Finding my tribe

By Mariana Martins

Before Christmas, we came into Dacres Wood, Rowan, and I, to take down the parachute and organise some materials for the beginning of 2022. I was very excited to be working outdoors and finally experiencing a different kind of dynamic with children in the UK. I had a lot of experience with child-led education in Rio, where I am from, but not so much in London. What a great present and moment in my personal and professional life to be joining Free We Grow!

Progressively, during our circle meetings, during play and many planned and unplanned activities, I have got to know a bit more about the rules of our community, the meanings of our hand gestures and also slowly found out more about preferences and ways of communicating wishes and plans. Since my first week I had many opportunities of unveiling new meanings for my practice and presence in the many learning spaces we share, sometimes just observing and being present in situations, noticing different personalities. Besides all the construction of relationships and negotiations of boundaries and impulses, agreeing on projects, and facilitating conflicts, I also managed to fit in my routine my own wish of getting in contact with nature again, something I was so used to in Brazil throughout my childhood and younger years.

I arrived at FWG during a turbulent time of changes and new beginnings and had a bit of difficulty at first in finding my place in all those events. Some children communicated on my first day that they were leaving, and even though it is expected they were to leave this year, it was quite unexpected that they were to leave before July. We are all interacting with this energy of change, some days being more challenging than others. We have also been reflecting upon our own reactions to change and how healthy it is to start again, to transform spaces and relationships. People say to every thing there is a season, a famous sixties song referring to biblical verses: “There is a time for everything and a season for every activity under heaven”. Experiencing turbulence is not always easy, change is many times uncomfortable but it is part of the process of growing and learning to live in the world. Respecting each other and listening attentively to our friends in the circle has been incredibly important to all of us in this process. We have a lot to work on, undoubtedly. Little by little and every single day we are at Free We Grow. Unsurprisingly, the seasons are very noticeable when you are in daily contact with nature, and what an important analogy: we are going through Winter, through shorter and colder days. These may not be the easiest ones, however, they are incredibly necessary.

Difficult phases never last forever and in many ways prepare us for other moments in life and allow us to grow and build a repertoire of tools and strategies to live in a community and other circles around us.

Solutions to feeling cold have been brought up in many different ways, either by doing projects outside that require some energy and movement or by active play that warms up even the most unfit facilitator! 🙂

Indoors, we have been having lots of tea and wrapping up in cosy blankets, knitting and embroidering, and even learning new handcraft.

Dungeons and dragons (or RPG or narrative games as some of them are known) sessions, in which we have built imaginary characters and settings to live adventures through throwing dice and making decisions together, have been a great resource to play with the children and work around the construction of fantasy narratives.
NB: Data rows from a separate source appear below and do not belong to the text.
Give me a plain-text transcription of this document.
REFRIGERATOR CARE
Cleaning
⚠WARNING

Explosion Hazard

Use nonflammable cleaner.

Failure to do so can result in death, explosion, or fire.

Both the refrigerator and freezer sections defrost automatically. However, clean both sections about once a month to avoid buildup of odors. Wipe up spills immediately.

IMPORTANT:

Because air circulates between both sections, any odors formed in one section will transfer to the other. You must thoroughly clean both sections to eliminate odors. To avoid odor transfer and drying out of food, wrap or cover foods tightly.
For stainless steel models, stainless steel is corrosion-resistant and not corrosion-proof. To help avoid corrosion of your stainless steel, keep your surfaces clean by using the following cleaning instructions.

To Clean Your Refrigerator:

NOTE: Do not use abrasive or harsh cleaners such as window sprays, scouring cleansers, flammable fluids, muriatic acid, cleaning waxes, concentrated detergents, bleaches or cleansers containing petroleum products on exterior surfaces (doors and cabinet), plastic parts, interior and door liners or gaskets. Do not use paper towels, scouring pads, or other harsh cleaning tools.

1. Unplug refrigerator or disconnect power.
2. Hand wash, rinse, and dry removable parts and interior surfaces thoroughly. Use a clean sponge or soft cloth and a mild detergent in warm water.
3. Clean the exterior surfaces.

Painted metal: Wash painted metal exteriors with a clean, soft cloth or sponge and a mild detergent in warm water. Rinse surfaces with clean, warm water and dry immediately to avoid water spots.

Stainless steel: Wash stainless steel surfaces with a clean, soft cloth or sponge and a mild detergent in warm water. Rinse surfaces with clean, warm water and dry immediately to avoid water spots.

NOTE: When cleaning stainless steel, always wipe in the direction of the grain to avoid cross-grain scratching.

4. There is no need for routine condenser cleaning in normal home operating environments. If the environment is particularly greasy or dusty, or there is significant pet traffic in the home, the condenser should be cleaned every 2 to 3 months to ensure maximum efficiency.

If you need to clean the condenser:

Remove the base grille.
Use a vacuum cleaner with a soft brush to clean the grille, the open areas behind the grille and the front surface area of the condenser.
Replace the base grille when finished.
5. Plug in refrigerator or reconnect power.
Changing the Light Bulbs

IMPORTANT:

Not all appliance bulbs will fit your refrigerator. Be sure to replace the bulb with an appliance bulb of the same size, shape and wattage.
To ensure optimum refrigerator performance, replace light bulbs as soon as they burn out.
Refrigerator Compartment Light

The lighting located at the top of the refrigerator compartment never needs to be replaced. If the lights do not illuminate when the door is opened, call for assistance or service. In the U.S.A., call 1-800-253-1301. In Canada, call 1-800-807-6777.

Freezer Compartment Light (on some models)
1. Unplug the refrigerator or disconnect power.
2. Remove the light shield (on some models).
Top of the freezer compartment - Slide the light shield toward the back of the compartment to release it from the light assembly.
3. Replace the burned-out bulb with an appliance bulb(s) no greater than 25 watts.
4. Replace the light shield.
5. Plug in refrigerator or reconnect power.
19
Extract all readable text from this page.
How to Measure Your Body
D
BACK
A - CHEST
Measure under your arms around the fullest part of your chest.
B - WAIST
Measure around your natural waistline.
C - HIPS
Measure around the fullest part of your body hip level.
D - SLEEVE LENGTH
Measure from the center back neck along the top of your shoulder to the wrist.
Who do they want to be? What kind of characters? What are their strengths and weaknesses? Following essential adaptations to the 5-11 age range, we used Andre Luiz Corrêa (Brazilian democratic educator) version of D&D for primary school children, which I translated from Portuguese. The adventure was played with RPG dice, lasted three afternoons and after concluding,  we realised we could actually create our own stories to narrate to our friends and play together. We are now in the process of implementing this idea, started preparing a framework for our games and will soon play again with the children as “Masters of D&D.”

Last but not least, we have recently planted the seed of “reading buddies” and had small groups of young people reading books to each other during story time, either titles the children brought from home or others we offered and they felt curious about.

Hoping the new season to come brings us new beginnings, flowers, plants, and animals. Isn’t it just amazing to think now, in February, that in 36 days the sun will be setting at 7 pm again? See you all after half term!